Die Jüdische Gemeinde 
lädt zu einer Podiumsdiskussion „Zum Umgang deutscher Medien mit 
Erinnerungskultur, Israelkritik und Antisemitismus“ ein, auf der der Beauftragte 
der Gemeinde für die Bekämpfung des Antisemitismus mit Vertretern und 
Vertreterinnen Berliner und überregionaler Medien erörtern will, wo „die ‚rote 
Linie' zum Antisemitismus“ verläuft und wie „der mediale Umgang mit dem Gedenken 
künftig gestaltet werden soll“.
Anlass ist ein Kommentar mit dem Titel „Auf Zehenspitzen 
gehen“ (Druckausgabe) bzw. „Pilgerfahrt nach Auschwitz“ (Internetausgabe), der 
Anfang März in der taz erschien. In diesem wendet sich die Israelin Iris Hefets 
- Mitglied unseres Vorstands -gegen die in Deutschland übliche Zensur jeglicher 
Kritik an der Politik Israels gegenüber Palästinensern im eigenen Land und in 
den besetzten Gebiete. Zentraler Gegenstand des Artikels ist dabei die 
Instrumentalisierung des Gedenkens an den Holocaust nicht zuletzt in Israel. Nun 
ist es keineswegs das Vorrecht von Israelis und Juden, die Politik Israels zu 
kritisieren und ebenso wenig den Umgang mit einer solchen Kritik in Deutschland 
zu kommentieren. Es kann aber unterstellt werden, dass Iris Hefets und mit ihr 
unsere Organisation den Kommentar in der taz in der Absicht zur Veröffentlichung 
brachte, dem uns selbst und unseren Nachgeborenen überlieferten Vermächtnis des 
Völkermords an unseren Vorfahren nach bestem Wissen und Gewissen gerecht zu 
werden. 
In der Jüdischen Stimme haben sich Überlebende der 
Konzentrationslager, Nachfahren von Ermordeten, deutsche Juden und in 
Deutschland lebende Juden zusammengefunden, um in Verantwortung vor ihrer 
Geschichte gegen das Unrecht aufzustehen, das die israelischen Regierungen am 
palästinensischen Volk begehen. Folglich heißt es auch in ihrem 
Selbstverständnis und Gründungsdokument aus dem Jahre 2003: „Wir, 
Frauen und Männer jüdischer Herkunft in Deutschland, haben uns vereinigt, um 
sichtbar zu machen, dass wir aus den historischen Erfahrungen unserer Vorfahren 
um die Entwürdigung und den Schmerz wissen, die Menschen zugefügt werden, wenn 
sie systematisch ausgegrenzt und entrechtet werden. Es darf sich kein Volk über 
ein anderes Volk und kein Mensch über einen anderen Menschen erheben. Alle 
Menschen sind gleich an Rechten geboren.“ 
Und weiter:
“In Deutschland 
gilt es jedoch klar zu sagen: Positionen, hinter denen sich antisemitische 
Einstellungen verbergen, sind mit dem Anliegen der Jüdischen Stimme unvereinbar. 

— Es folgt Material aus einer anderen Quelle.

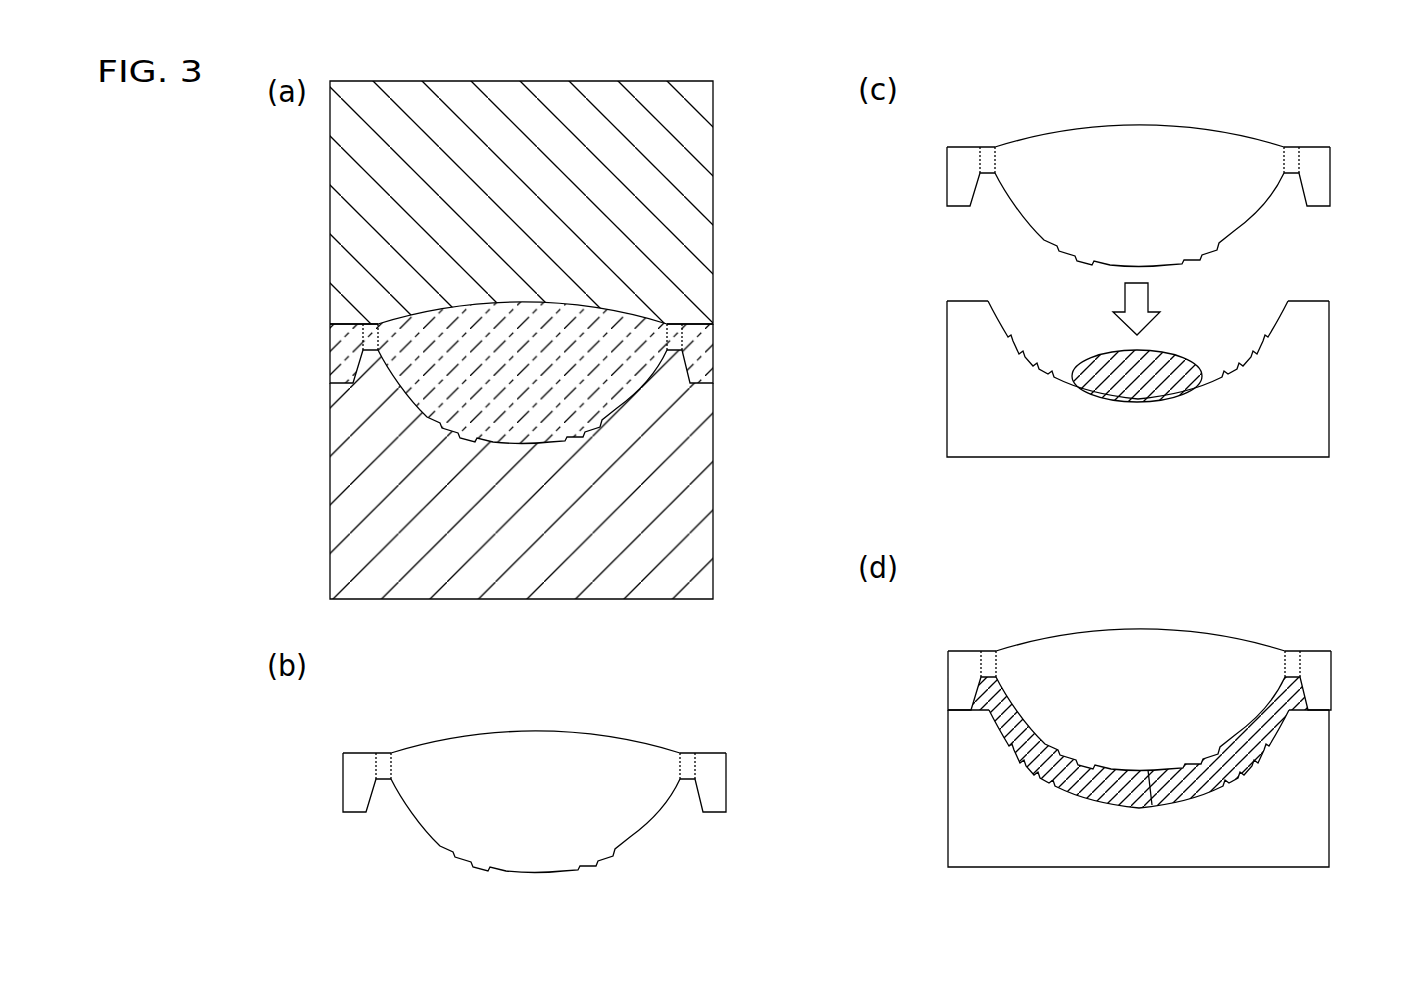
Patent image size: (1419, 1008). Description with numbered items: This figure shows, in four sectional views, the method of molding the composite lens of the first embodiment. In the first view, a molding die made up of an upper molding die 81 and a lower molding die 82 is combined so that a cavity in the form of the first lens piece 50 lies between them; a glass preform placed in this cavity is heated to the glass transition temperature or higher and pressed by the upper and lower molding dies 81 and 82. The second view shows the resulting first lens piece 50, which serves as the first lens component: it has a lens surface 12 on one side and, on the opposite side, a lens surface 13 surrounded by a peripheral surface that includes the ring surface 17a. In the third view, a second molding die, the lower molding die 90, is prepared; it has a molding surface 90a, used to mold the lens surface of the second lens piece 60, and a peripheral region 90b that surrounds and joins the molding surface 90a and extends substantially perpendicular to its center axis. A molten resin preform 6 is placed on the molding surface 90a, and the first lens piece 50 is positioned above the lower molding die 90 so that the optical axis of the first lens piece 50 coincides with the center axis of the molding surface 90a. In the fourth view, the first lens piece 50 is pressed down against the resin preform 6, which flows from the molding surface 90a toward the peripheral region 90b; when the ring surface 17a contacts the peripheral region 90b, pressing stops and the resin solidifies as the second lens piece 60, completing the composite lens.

The first lens piece 50 is at (870, 482).
The lens surface 12 is at (450, 735).
The lens surface 13 is at (423, 827).
The ring surface 17a is at (355, 813).
The upper molding die 81 is at (702, 149).
The lower molding die 82 is at (702, 541).
The lower molding die 90 is at (1136, 563).
The molding surface 90a is at (1060, 368).
The peripheral region 90b is at (963, 300).
The resin preform 6 is at (1152, 399).
The second lens piece 60 is at (1208, 780).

In inneren politischen Gesprächen ebenso wie im Zusammengehen mit anderen 
Organisationen und Gruppen wird stets zu berücksichtigen sein, dass einzelne 
Mitglieder und Freunde der Jüdischen Stimme selbst Diskriminierung erlebt haben 
oder erleben.“
Nun weiß man bei 
der Jüdischen Gemeinde zu Berlin sehr genau, dass die jüdische Authentizität 
unserer Organisation unanfechtbar ist. Je nach Wetterlage beliebt es dem 
Botschafter des Staates Israel oder Vertretern des Zentralrats der Juden in 
Deutschland, sich der Vielfalt der jüdischen Stimmen zu brüsten und sie gar als 
Beweis für eine besonders aufgeklärte Demokratiekompetenz von Juden in Israel 
und in Deutschland zu feiern.
In jüngster Zeit, 
da die Politik Israels international und insbesondere in breiten Teilen der 
europäischen und nordamerikanischen Zivilgesellschaften als völkerrechtswidrig 
und inhuman kritisiert wird (in Israel pflegt man in Regierungskreisen von einer 
internationalen De-Legitimisierung der eigenen Raison zu sprechen), weht ein 
anderer Wind. 
Mit dem Ziel der 
Schadensbegrenzung ist man jetzt in Israel und offenbar auch in den Jüdischen 
Gemeinden hierzulande entschlossen, kritische Stimmen mit allen Mitteln zum 
Schweigen zu bringen. Dabei spielt die Herkunft der Kritiker, das zeigen das 
förmliche Redeverbot für den Israeli Ilan Pappé oder den US-Ameikaner Norman 
Finkelstein sowie nicht zuletzt der aktuelle Umgang mit Iris Hefets, keine 
Rolle. Auch die Tatsache, dass in den europäischen Nachbarstaaten, in den USA 
und ja, in Israel selbst das Recht der Zivilgesellschafen an umfassender und 
pluralistischer Aufklärung hochgehalten wird, ist nicht von Belang. Fast scheint 
es so, als  käme in Deutschland allein den jüdischen Gemeinden die Hoheit 
zu, darüber zu befinden, welche Meinung zu Israels Politik geäußert werden dürfe 
und welche nicht. Kirchen, öffentliche Einrichtungen und Medien werden des 
Antisemitismus beschuldigt und geraten unter massiven Druck, wenn sie sich 
anschicken, die im Grundgesetz verbriefte Meinungs-, Versammlungs- und 
Pressefreiheit im Lande wahrzunehmen und Stimmen zu Wort kommen zu lassen, die 
die Besatzungspolitik Israels kritisieren, den Goldstone-Report über den 
Gazakrieg würdigen oder die Umsetzung des Gutachtens des Internationalen 
Gerichtshofs zum Verlauf der von Israel quer durch Palästina errichteten 
Trennmauer anmahnen. De facto nehmen die Jüdischen Gemeinden eine Zensurhoheit 
wahr, die in der Verfassung nicht vorgesehen und weder der bundesdeutschen 
Mehrheitsgesellschaft noch der jüdischen Minderheit dienlich ist.
Vor diesem 
Hintergrund ist nach dem Ansinnen zu fragen, das die Jüdische Gemeinde zu Berlin 
mit der nunmehr anberaumten Podiumsveranstaltung verfolgt.
Die Tatsache, 
dass Iris Hefets als Autorin des Kommentars nicht eingeladen wurde, sich auf dem 
Podium öffentlich zu erklären, spricht für sich. Im Einladungstext fehlt zudem 
jeder Hinweis darauf, dass sie Israelin und Mitglied unserer Organisation ist. 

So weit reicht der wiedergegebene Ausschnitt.